I opened the set by complimenting one of the girls and it hooked great. I quickly broke rapport with both of them to build some attraction and bring up their energy. I usually wait a little longer before I would bring in a wing, but I could tell that I had hooked them just to bring him in so he could talk to one girl while I game the other. It worked.
We were both in mini isolation. His girl couldn’t see mine and my girl couldn’t see his as their backs were turned away from each other, but my new friend and I could see each other. My friend started escalating quickly with hugs and getting close to her. He seemed to be doing fine, while I was still qualifying my girl to get investment.
Unfortunately, he left set pretty early for some reason. Either he blew himself out or he just felt uncomfortable staying in. I then had to switch my attention to both girls and game both of them. They were both enjoying my company and I was building attraction with both of them. I eventually had to isolate my girl so I could properly escalate, so either I had to recruit a new wing or something had to change.
Luckily, their group of friends arrived and they greeted each other and introduced me. I was now “part of the group” since I had been building rapport with the first 2 girls for awhile. I continued to give out good energy to whole group and build rapport and trust with them. The friends were catching up with each other so then I decided to game the new girl that came in as she was cuter anyways and wasn’t really talking to the whole group. In the end, it worked out fine because I got isolation with one of the girls as the group dynamics changed and had somebody to occupy the friends. Logistics weren’t right for a SNL, but I number closed her to see her again while she was visiting.
Some wings my leave as soon as their other wing leaves set early, but you don’t have to do that. Even if you have to occupy 2 girls, you can continue running the set to build attraction, social proof and preselection.

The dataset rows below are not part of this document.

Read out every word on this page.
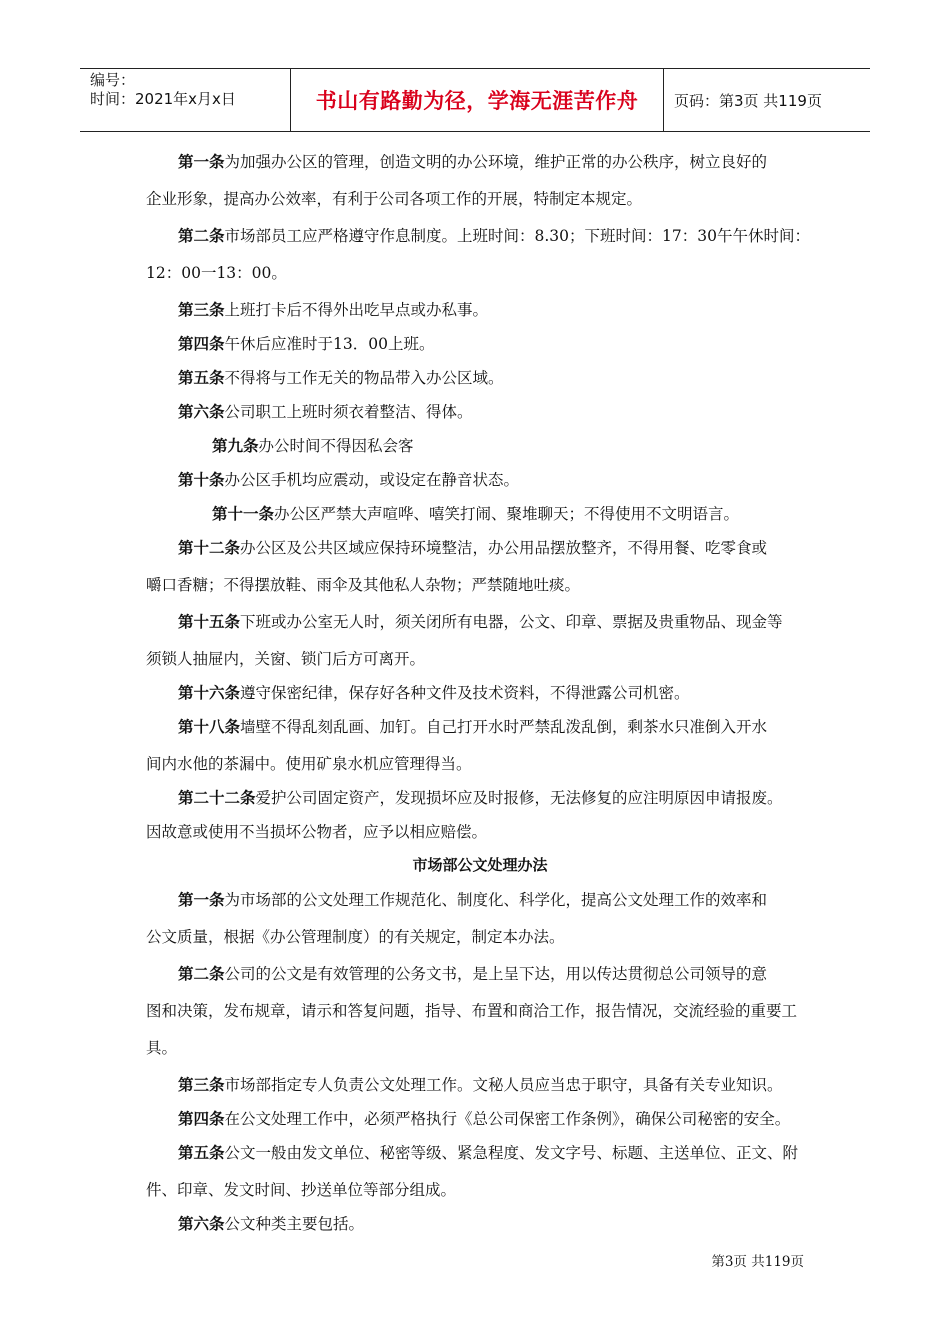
编号：
时间：2021年x月x日	书山有路勤为径，学海无涯苦作舟	页码：第3页 共119页

第一条为加强办公区的管理，创造文明的办公环境，维护正常的办公秩序，树立良好的

企业形象，提高办公效率，有利于公司各项工作的开展，特制定本规定。

第二条市场部员工应严格遵守作息制度。上班时间：8.30；下班时间：17：30午午休时间：

12：00一13：00。

第三条上班打卡后不得外出吃早点或办私事。

第四条午休后应准时于13．00上班。

第五条不得将与工作无关的物品带入办公区域。

第六条公司职工上班时须衣着整洁、得体。

第九条办公时间不得因私会客

第十条办公区手机均应震动，或设定在静音状态。

第十一条办公区严禁大声喧哗、嘻笑打闹、聚堆聊天；不得使用不文明语言。

第十二条办公区及公共区域应保持环境整洁，办公用品摆放整齐，不得用餐、吃零食或

嚼口香糖；不得摆放鞋、雨伞及其他私人杂物；严禁随地吐痰。

第十五条下班或办公室无人时，须关闭所有电器，公文、印章、票据及贵重物品、现金等

须锁人抽屉内，关窗、锁门后方可离开。

第十六条遵守保密纪律，保存好各种文件及技术资料，不得泄露公司机密。

第十八条墙壁不得乱刻乱画、加钉。自己打开水时严禁乱泼乱倒，剩茶水只准倒入开水

间内水他的茶漏中。使用矿泉水机应管理得当。

第二十二条爱护公司固定资产，发现损坏应及时报修，无法修复的应注明原因申请报废。

因故意或使用不当损坏公物者，应予以相应赔偿。

市场部公文处理办法

第一条为市场部的公文处理工作规范化、制度化、科学化，提高公文处理工作的效率和

公文质量，根据《办公管理制度）的有关规定，制定本办法。

第二条公司的公文是有效管理的公务文书，是上呈下达，用以传达贯彻总公司领导的意

图和决策，发布规章，请示和答复问题，指导、布置和商洽工作，报告情况，交流经验的重要工

具。

第三条市场部指定专人负责公文处理工作。文秘人员应当忠于职守，具备有关专业知识。

第四条在公文处理工作中，必须严格执行《总公司保密工作条例》，确保公司秘密的安全。

第五条公文一般由发文单位、秘密等级、紧急程度、发文字号、标题、主送单位、正文、附

件、印章、发文时间、抄送单位等部分组成。

第六条公文种类主要包括。

第3页 共119页
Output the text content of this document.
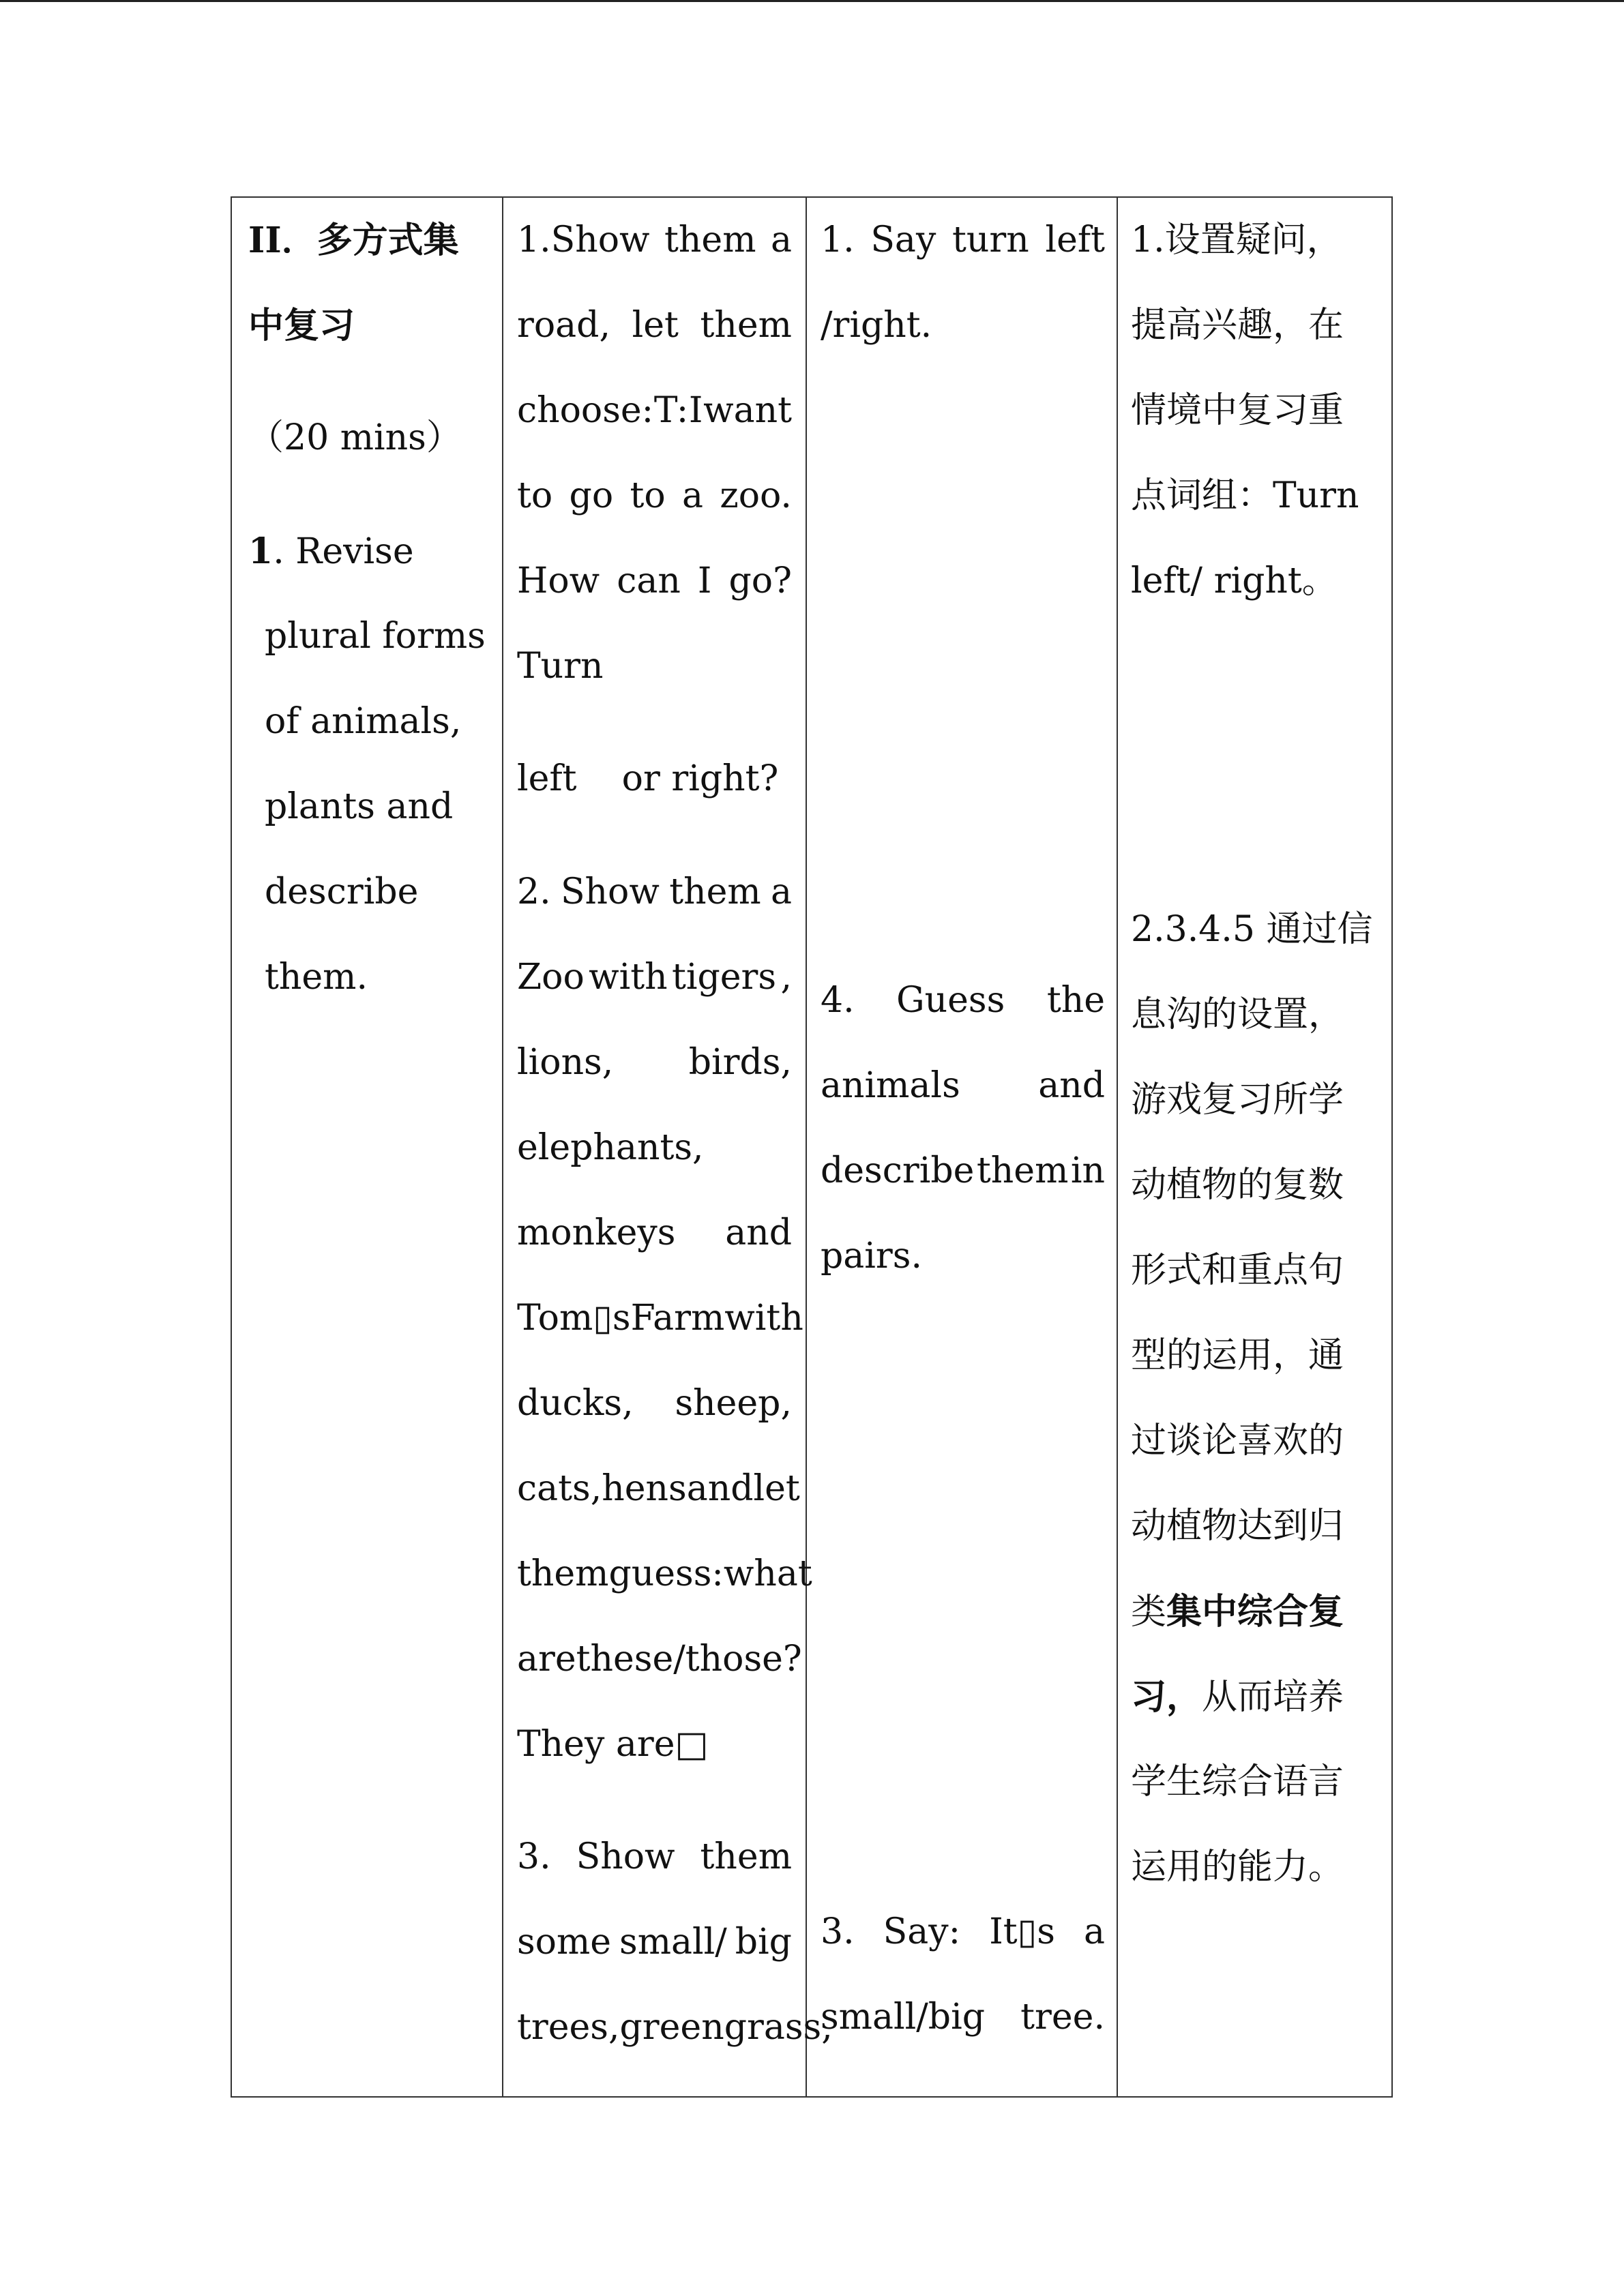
II．多方式集
中复习
（20 mins）
1. Revise
plural forms
of animals,
plants and
describe
them.
1.Show them a
road, let them
choose: T: I want
to go to a zoo.
How can I go?
Turn
left    or right?
2. Show them a
Zoo with tigers ,
lions, birds,
elephants,
monkeys and
Tom▯s Farm with
ducks, sheep,
cats, hens and let
them guess: what
are these/those?
They are□
3. Show them
some small/ big
trees, green grass,
1. Say turn left
/right.
4. Guess the
animals and
describe them in
pairs.
3. Say: It▯s a
small/big tree.
1.设置疑问，
提高兴趣，在
情境中复习重
点词组：Turn
left/ right。
2.3.4.5 通过信
息沟的设置，
游戏复习所学
动植物的复数
形式和重点句
型的运用，通
过谈论喜欢的
动植物达到归
类集中综合复
习，从而培养
学生综合语言
运用的能力。
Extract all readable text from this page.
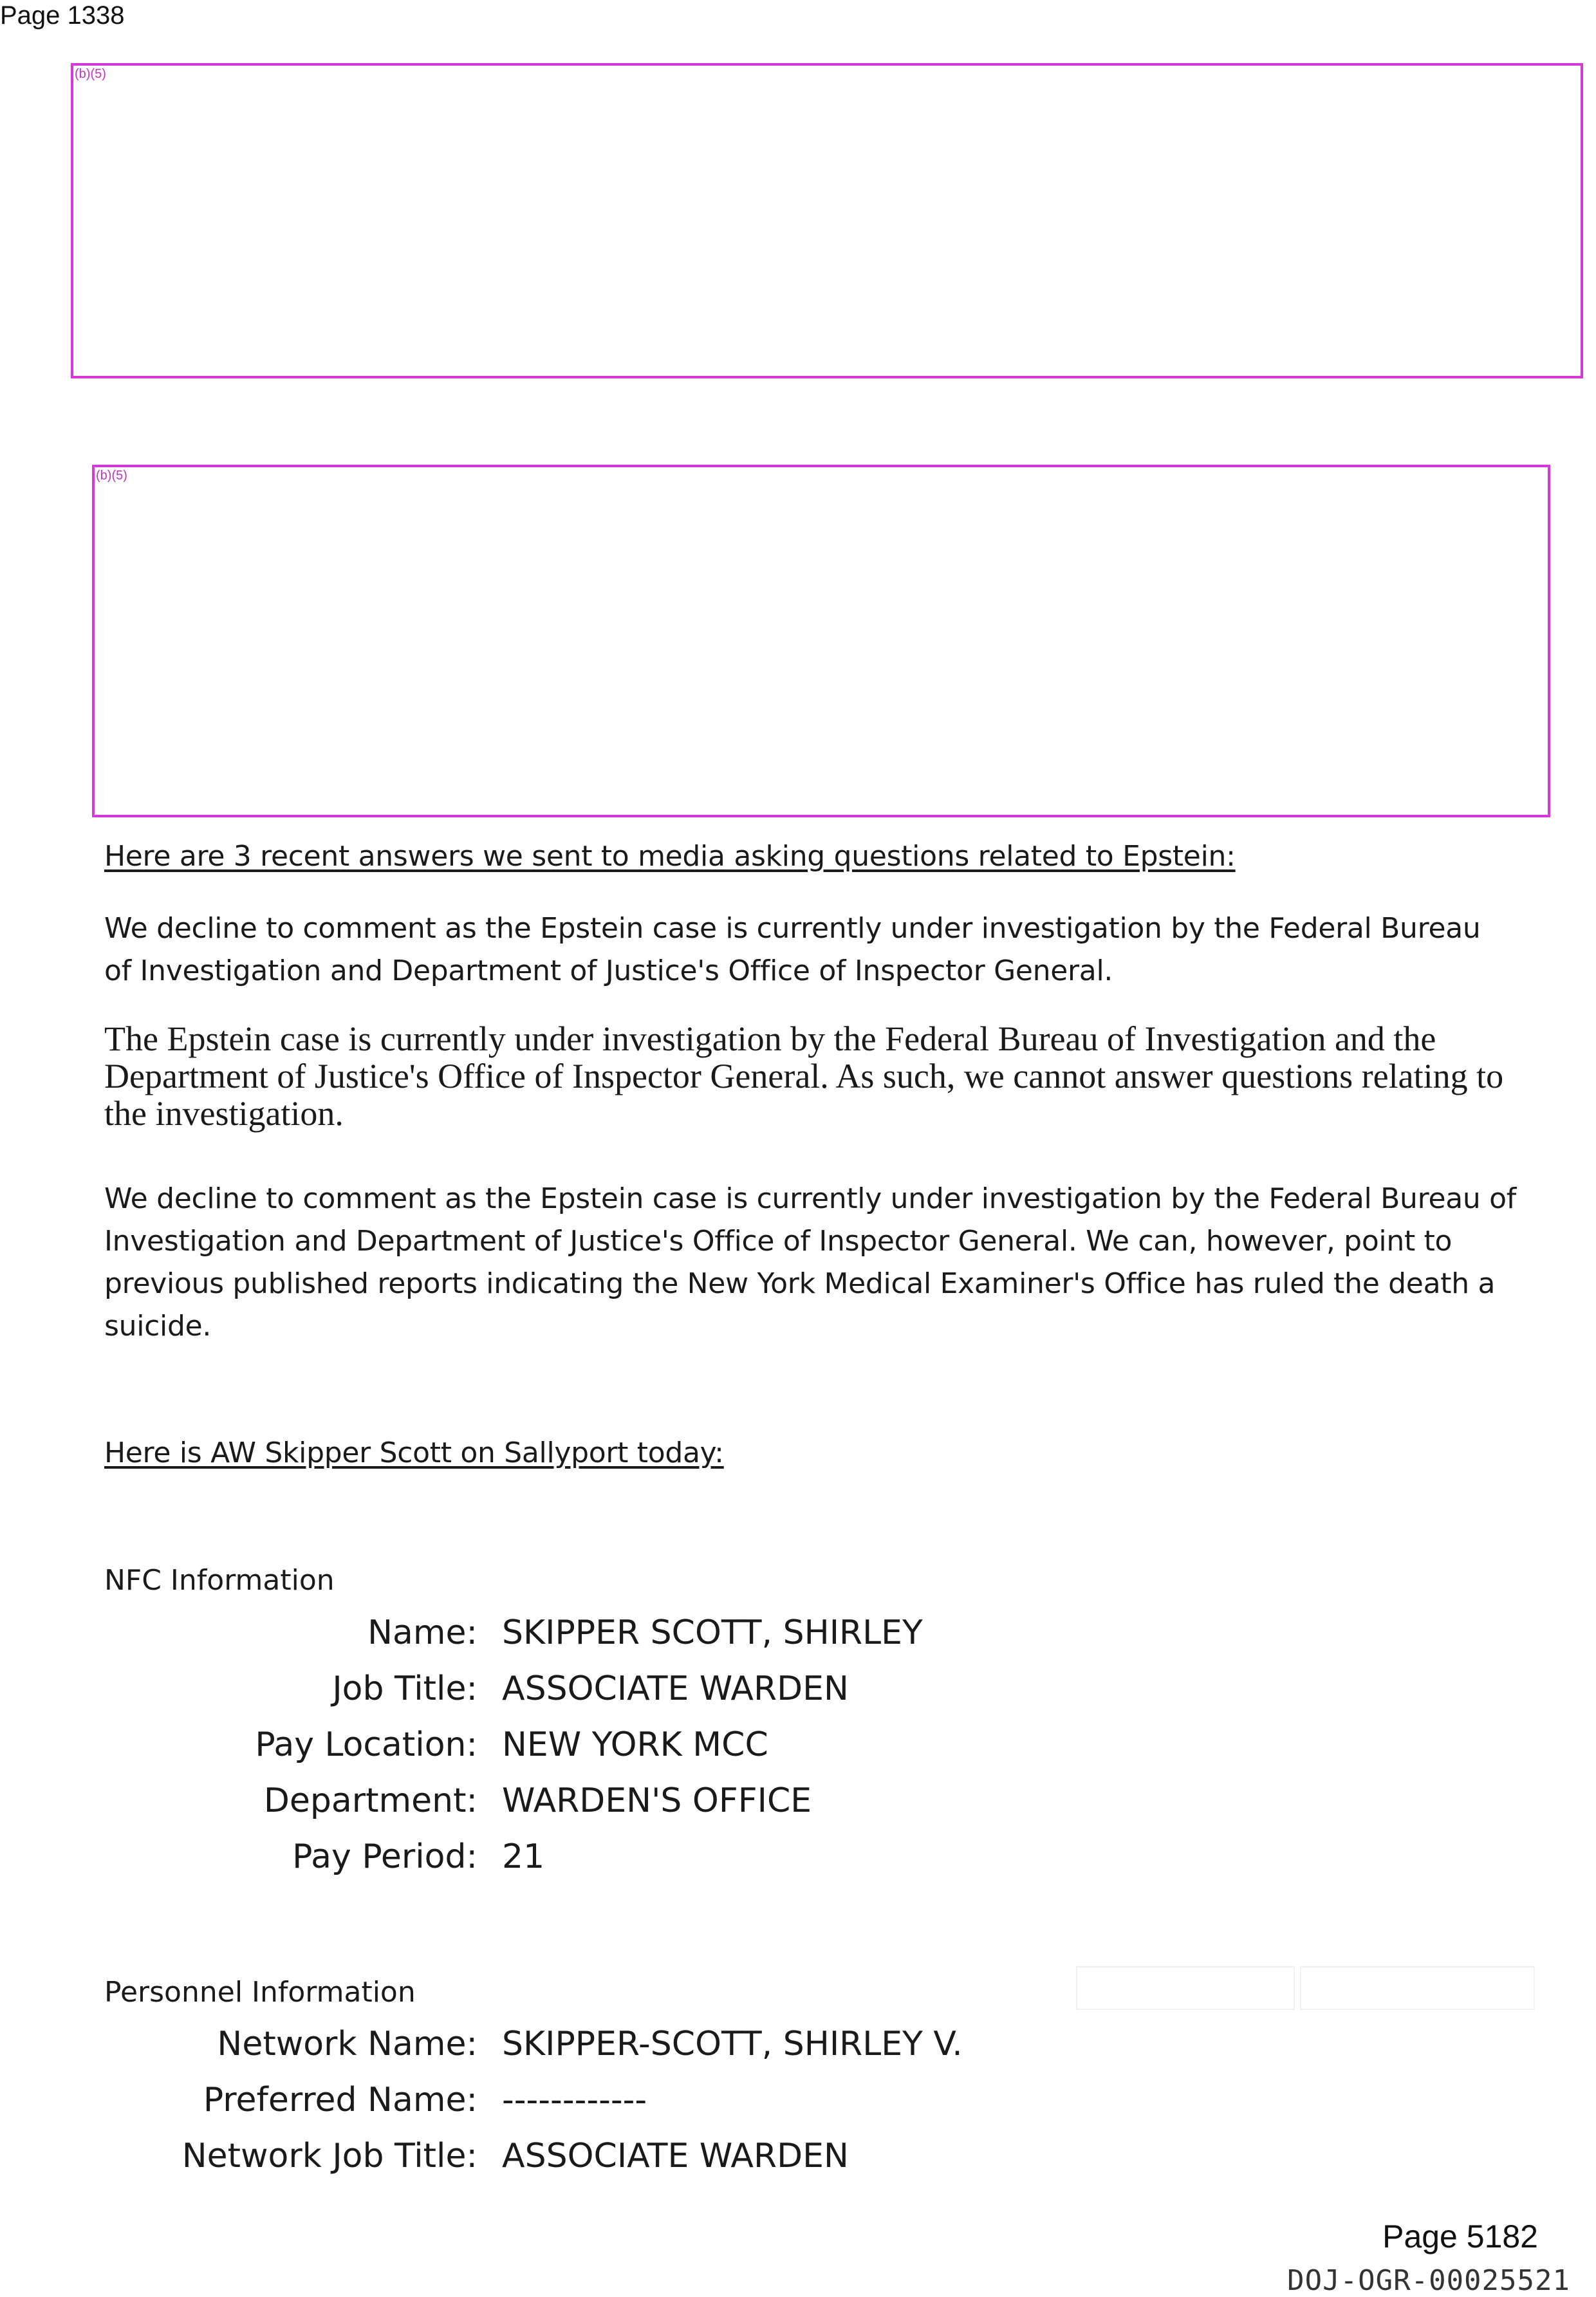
Page 1338
(b)(5)
(b)(5)
Here are 3 recent answers we sent to media asking questions related to Epstein:
We decline to comment as the Epstein case is currently under investigation by the Federal Bureau of Investigation and Department of Justice's Office of Inspector General.
The Epstein case is currently under investigation by the Federal Bureau of Investigation and the Department of Justice's Office of Inspector General. As such, we cannot answer questions relating to the investigation.
We decline to comment as the Epstein case is currently under investigation by the Federal Bureau of Investigation and Department of Justice's Office of Inspector General. We can, however, point to previous published reports indicating the New York Medical Examiner's Office has ruled the death a suicide.
Here is AW Skipper Scott on Sallyport today:
NFC Information
Name: SKIPPER SCOTT, SHIRLEY
Job Title: ASSOCIATE WARDEN
Pay Location: NEW YORK MCC
Department: WARDEN'S OFFICE
Pay Period: 21
Personnel Information
Network Name: SKIPPER-SCOTT, SHIRLEY V.
Preferred Name: ------------
Network Job Title: ASSOCIATE WARDEN
Page 5182
DOJ-OGR-00025521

You could look for opportunities to merge sets so you have somebody to occupy the friend or if you’re lucky, have some of her new friends to come in and help you out.
My new friend may have left the set early, but I did my job as a good wing to introduce him to a set. He was appreciative of what I did and now I know I have a future wing to game with. Help your wing if he has lots of approach anxiety and open. You still have first pick of the target and you’ll have a friend that will value your tenacity and reciprocate by handling the obstacles. The more you wing each other, he will start to get rid of approach anxiety and learn to stay in set. Eventually you guys can start alternating opening. How have you helped your wings?